Une amie vient de m’envoyer un article (dont les sources ne sont malheureusement pas aussi clairement indiquées que chez vous) sur le bronzage et la vitamine D
Quelques informations me semblaient compléter vos deux articles sur la vitamine D:
– Les aliments hautement acidifiants, comme la viande, la charcuterie, les œufs, le fromage, les fritures et le sucre, fragilisent la peau, en raison de leurs déchets métaboliques qui s’y accumulent, et qui fermentent à l’exposition au soleil.
– Après les bains de soleil (et de mer), la plupart des gens se douchent et se savonnent, ce qui décape toute la vitamine D neuve qui vient de se former à fleur de peau – il faut 24 h pour qu’elle passe dans les couches profondes du derme. La douche oui, le savon non !
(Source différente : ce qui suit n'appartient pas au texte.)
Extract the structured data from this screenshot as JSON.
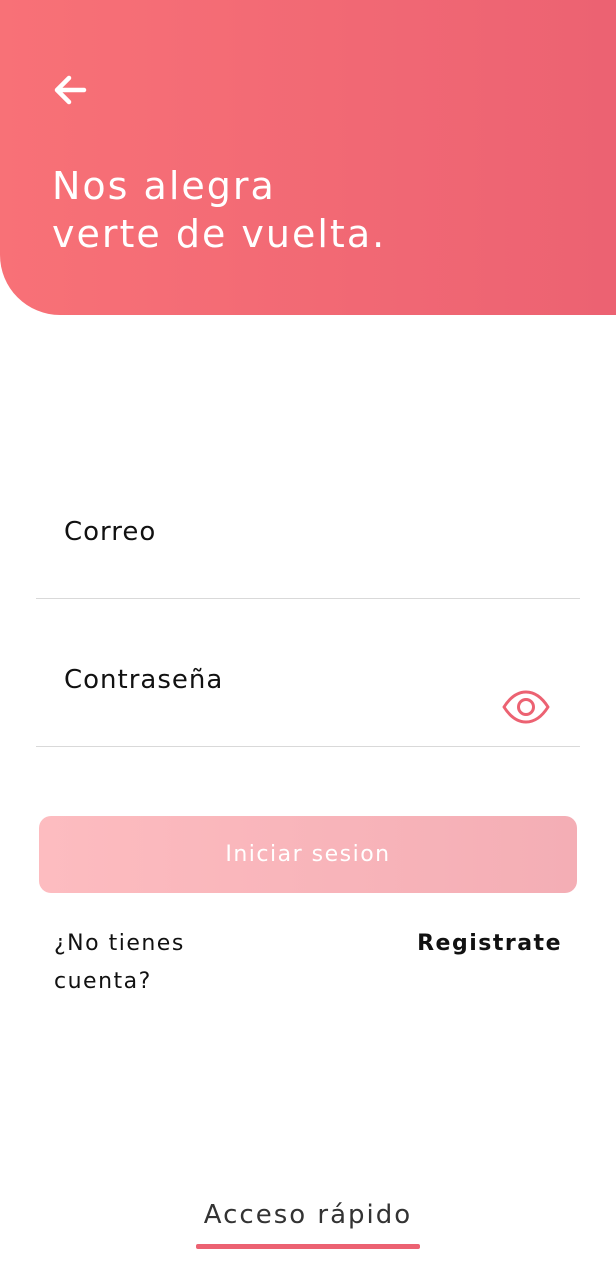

Les yeux donnent une information de luminosité à notre système hormonal endocrinien qui se trouve, par les lunettes, complètement minimisé, donc faussé.
– L’hypophyse (glande pituitaire) qui est responsable de la production de mélanine, le pigment qui bronze la peau et la protège contre les coups de soleil, croit que la luminosité extérieure est plus sombre et, par conséquent, ne produit pas assez d’hormones stimulant les mélanocytes qui font bronzer – ce qui représente donc un danger pour votre peau. N’avez-vous pas remarqué que les aveugles ont pratiquement toujours le teint très blanc ?
– La glande pinéale qui secrète la mélatonine n’est pas activée correctement. Or la mélatonine travaille en synergie avec une autre hormone activée par les UV, le solitrol, pour réguler l’humeur et les rythmes biologiques.

qu’en pensez vous, je n’ai pas vérifier mais cela me semblait pertinent?